As an environment subsystem this means it runs alongside the Windows API, directly on top of the kernel. So it's no more emulated than the native Windows API itself is and therefore performs much better than cygwin, for example.1
It is mainly intended for building and running UNIX applications directly on Windows so if your favourite UNIX program doesn't come with a Windows port you can try building it in SUA:
Windows Services for Unix and Subsystem for Unix-based Applications provide header files and libraries that make it easier to recompile or port Unix applications for use on Windows; they do not make Unix binaries compatible with Windows binaries. It is best thought of as a distinct Unix-like platform.

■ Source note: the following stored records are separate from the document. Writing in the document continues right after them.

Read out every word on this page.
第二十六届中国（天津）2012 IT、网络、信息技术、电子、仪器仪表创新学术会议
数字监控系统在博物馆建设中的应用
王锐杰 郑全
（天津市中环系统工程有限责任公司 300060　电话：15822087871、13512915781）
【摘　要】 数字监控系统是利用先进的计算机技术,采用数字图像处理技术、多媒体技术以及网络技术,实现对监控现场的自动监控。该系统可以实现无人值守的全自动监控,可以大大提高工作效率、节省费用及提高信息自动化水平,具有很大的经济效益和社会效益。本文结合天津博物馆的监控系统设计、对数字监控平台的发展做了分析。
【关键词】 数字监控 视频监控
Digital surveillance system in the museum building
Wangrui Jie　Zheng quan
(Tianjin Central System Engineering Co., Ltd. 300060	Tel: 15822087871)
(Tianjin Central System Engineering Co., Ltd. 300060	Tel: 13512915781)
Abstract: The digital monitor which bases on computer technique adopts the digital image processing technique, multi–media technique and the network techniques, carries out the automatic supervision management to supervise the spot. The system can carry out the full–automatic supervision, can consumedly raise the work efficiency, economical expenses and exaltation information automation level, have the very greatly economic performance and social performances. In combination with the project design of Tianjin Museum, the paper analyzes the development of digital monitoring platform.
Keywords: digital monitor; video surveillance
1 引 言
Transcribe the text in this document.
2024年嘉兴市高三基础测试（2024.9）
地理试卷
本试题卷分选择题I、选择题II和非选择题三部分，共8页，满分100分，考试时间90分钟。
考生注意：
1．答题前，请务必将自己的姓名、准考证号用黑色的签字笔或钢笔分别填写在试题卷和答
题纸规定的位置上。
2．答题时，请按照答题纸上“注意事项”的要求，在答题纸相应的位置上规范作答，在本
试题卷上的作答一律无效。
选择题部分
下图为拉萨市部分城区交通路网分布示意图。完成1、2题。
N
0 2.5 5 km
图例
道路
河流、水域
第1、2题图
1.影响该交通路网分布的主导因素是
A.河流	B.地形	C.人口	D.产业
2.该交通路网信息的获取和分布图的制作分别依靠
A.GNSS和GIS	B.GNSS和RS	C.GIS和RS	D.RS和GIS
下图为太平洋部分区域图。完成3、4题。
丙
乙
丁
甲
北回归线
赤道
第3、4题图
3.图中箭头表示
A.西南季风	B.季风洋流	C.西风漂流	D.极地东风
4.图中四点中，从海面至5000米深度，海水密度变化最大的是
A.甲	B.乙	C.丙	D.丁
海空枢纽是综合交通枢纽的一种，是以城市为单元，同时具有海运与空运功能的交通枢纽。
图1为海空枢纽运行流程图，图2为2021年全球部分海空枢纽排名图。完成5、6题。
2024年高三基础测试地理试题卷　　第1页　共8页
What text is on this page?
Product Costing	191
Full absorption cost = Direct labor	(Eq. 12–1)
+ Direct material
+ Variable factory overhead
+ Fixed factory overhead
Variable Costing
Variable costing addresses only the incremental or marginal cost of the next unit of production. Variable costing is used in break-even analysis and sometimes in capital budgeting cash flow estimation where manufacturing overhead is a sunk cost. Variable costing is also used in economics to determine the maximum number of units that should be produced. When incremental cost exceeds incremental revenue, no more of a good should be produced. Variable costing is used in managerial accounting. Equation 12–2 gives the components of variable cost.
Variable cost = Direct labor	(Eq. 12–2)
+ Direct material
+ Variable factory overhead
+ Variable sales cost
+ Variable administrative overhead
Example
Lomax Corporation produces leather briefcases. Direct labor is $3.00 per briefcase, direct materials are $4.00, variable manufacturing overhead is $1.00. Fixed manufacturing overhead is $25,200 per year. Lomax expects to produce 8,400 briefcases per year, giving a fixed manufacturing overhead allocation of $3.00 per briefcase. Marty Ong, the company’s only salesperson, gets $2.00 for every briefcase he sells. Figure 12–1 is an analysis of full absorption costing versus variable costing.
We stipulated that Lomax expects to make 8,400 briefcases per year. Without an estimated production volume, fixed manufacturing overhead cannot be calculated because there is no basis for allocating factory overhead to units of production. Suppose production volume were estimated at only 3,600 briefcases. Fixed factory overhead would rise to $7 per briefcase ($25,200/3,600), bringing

The current version of SFU contains:
- Over 350 Unix utilities such as vi, ksh, csh, ls, cat, awk, grep, kill, etc.
- GCC 3.3 compiler, includes and libraries (through an MS libc)
- A cc-like wrapper for Microsoft Visual Studio command-line C/C++ compiler
- GDB debugger
- NFS server and client
- A pcnfsd daemon
- X11 tools and libraries
- Tools for making NFS mount points appear as Windows shares, and vice-versa (gateway services)
- An NIS server capability linked with Active Directory (AD)
- Some Windows/Unix authentication information synchronization tools
SFU does not contain the following (but binaries are available for a separate installation):
- bash, OpenSSH, sudo, CVS, ClamAV, bzip2, gmake, curl, emacs, Apache, XView, Ruby, Tcl, Python
(Wikipedia)
Since SUA does not try to be Linux or BSD but just plain POSIX this may also mean that many programs that rely on platform-specific things may fail to build or run. Shell scripts that assume bash instead of sh or Linux-specific system calls come to mind. Very few programs nowadays are written that can run directly on any POSIX-compliant system. Also the version of gcc that is included is somewhat old which means it may not support your most recent C99+ goodness.
1 It is still subject to Windows-specific limitations, such as slow process startup time, so extreme forking will still be very slow, which is why you'll wait ages for many ./configure
scripts or some makefiles to execute.
Solution 2:
You can use BSD-style packages for installing/uninstalling software. You can access SUA via SSH if you have OpenSSH installed.